Лиззи Борден родилась в Фолл Ривер 19 июля 1860 года у Эндрю и Сары Борден. Эндрю Борден начинал гробовщиком, но оказался удачливым бизнесменом, который собрал довольно денег, чтобы вложить их в собственность. К 1892 году Борден стал богатым человеком: коммерсантом, землевладельцем с несколькими холдингами недвижимости и председателем Совета директоров нескольких банков. На фотографиях мы видим худого седеющего мужчину с опущенными уголками губ, типичного патриарха девятнадцатого века: самодовольного, требовательного, экономного и безоговорочно непреклонного. Мало что известно о его жене, лишь то, что она родила ему двух дочерей, Эмму и Лиззи, но умерла от осложнения, переболев воспалением матки в 1863 году, когда Лиззи было всего три года. В возрасте сорока лет Эндрю Борден женился во второй раз на Эбби Дорфри Грей. По свидетельствам современников это была крупная, очень застенчивая и привлекательная женщина. Ее муж, не слишком щедрый на проявление эмоций, тем не менее, по словам современников, безумно любил ее. К сожалению, этого нельзя было сказать о дочерях, которые негодовали с момента появления в их доме мачехи, видя в ней препятствие к получению законного наследства. Возмущение должно быть подпитывалось также стесненными условиями, в которых они все четверо жили, потому что, несмотря на явное благополучие, Эндрю Борден выбрал жилье в жалком дешевом районе.

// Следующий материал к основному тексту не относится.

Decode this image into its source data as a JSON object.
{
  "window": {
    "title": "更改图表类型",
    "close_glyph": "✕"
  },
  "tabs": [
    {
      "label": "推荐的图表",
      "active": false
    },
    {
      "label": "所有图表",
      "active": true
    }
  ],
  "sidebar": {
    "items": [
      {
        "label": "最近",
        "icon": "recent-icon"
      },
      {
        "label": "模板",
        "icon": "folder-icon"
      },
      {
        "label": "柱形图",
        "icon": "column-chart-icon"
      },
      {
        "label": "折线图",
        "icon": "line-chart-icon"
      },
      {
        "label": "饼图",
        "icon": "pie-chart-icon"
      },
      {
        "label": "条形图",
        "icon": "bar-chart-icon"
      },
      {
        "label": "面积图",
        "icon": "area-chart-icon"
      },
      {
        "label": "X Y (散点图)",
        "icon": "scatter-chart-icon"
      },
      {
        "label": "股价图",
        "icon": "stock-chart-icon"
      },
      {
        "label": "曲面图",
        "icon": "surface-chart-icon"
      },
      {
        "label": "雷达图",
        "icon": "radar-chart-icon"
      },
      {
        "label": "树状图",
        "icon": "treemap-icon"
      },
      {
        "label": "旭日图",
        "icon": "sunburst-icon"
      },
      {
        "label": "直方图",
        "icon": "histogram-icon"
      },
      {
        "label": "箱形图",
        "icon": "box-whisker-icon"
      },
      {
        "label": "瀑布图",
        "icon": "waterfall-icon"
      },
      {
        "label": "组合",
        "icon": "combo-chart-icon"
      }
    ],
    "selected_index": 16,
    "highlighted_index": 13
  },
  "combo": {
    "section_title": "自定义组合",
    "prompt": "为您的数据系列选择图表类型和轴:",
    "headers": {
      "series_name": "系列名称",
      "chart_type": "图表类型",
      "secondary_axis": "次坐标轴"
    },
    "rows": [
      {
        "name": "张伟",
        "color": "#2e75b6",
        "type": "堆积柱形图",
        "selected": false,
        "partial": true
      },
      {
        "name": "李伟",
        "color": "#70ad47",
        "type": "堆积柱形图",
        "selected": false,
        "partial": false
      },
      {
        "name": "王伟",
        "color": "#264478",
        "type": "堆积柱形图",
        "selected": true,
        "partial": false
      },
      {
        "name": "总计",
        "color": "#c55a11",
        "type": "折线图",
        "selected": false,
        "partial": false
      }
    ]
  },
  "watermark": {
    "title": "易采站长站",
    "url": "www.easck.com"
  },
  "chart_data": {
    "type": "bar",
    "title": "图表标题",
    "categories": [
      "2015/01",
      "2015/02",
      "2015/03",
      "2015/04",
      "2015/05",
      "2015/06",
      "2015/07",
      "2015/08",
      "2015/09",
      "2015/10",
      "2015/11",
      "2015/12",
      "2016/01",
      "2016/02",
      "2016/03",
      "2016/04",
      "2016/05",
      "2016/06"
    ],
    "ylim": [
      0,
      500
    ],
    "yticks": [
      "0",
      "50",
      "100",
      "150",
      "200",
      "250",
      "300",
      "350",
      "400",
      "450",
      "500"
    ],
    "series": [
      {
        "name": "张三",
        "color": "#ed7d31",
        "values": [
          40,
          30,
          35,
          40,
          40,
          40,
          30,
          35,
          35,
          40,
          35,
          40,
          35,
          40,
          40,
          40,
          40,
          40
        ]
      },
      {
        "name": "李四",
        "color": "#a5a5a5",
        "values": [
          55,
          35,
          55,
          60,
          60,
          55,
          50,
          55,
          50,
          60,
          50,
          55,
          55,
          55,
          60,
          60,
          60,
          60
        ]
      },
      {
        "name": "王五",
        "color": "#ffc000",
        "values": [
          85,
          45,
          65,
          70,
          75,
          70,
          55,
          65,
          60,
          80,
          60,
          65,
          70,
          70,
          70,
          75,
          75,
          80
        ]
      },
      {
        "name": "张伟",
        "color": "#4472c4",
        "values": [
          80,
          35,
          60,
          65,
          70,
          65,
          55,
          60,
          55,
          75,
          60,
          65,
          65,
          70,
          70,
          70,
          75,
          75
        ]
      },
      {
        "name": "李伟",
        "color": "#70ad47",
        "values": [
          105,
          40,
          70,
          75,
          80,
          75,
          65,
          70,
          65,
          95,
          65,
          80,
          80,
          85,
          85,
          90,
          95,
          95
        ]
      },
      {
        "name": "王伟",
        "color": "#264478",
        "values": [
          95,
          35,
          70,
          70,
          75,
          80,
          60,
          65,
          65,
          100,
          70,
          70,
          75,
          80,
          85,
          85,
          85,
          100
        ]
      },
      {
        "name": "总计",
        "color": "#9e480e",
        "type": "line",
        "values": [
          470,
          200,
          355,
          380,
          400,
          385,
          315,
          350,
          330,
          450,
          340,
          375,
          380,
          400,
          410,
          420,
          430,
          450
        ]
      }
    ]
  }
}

Фолл Ривер был не самым приятным из городков. Его основной отраслью промышленности являлась переработка хлопка, в округе располагалось несколько фабрик. Дом Эндрю Бордена стоял на Второй улице, узкое здание под номером 92 было стиснуто другими узкими домами, создавая впечатление, что улицу построили без единой мысли о воздухе или свете. Внутри дом был не лучше. Как бы застывшая на своих местах мебель, внизу кухня, гостиная и столовая, наверху четыре спальни, гардеробная и мансарда. В доме царила напряженная обстановка, разрядить которую можно было, разделив верхние апартаменты на две независимые половины, закрыв дверь между спальней хозяина и гардеробной и остальными спальнями. Когда дверь закрывалась, в спальню хозяина можно было попасть, пользуясь черной лестницей, а в остальные спальни пройти только по парадной лестнице. Подтверждением тому, что в доме Борденов сложились трудные взаимоотношения, служит тот факт, что соединяющие двери держались запертыми с обеих сторон. Такова была ситуация на Второй улице, 92 в 1892 году. В доме проживал еще один человек, это была ирландка Бриджит Салливан, прислуга, выполнявшая всю работу. В 1892 году Бриджит было двадцать шесть лет, и к тому времени она служила у Борденов чуть меньше трех лет. Она очень хорошо знала обеих дочерей, как показывают записи, все три женщины прекрасно ладили. Лиззи Борден не была особенно привлекательной; у нее были густые красновато-коричневые волосы, маленькие голубые глазки и, как и у мачехи, довольно пышная талия.
На этом, однако, сходство заканчивалось. Лиззи, в отличие от Эбби Дорфрн Грей, была разумной грегорианской женщиной. Она училась в воскресной школе, была секретарем во Фруктово-цветочной миссии, ей нравилась работа в женском Союзе трезвости христиан. В 1890 году Лиззи совершила большой тур по Европе. Такие туры были популярны среди молодых американских леди девятнадцатого века, так же как и обсуждения романов Генри Джеймса. Склонная к спорам, Лиззи имела несколько стычек с отцом по поводу денег. Она хотела сменить дом и жить более комфортно, но Эндрю Борден считал ее претензии, по меньшей мере, неразумными, если не вообще расточительными.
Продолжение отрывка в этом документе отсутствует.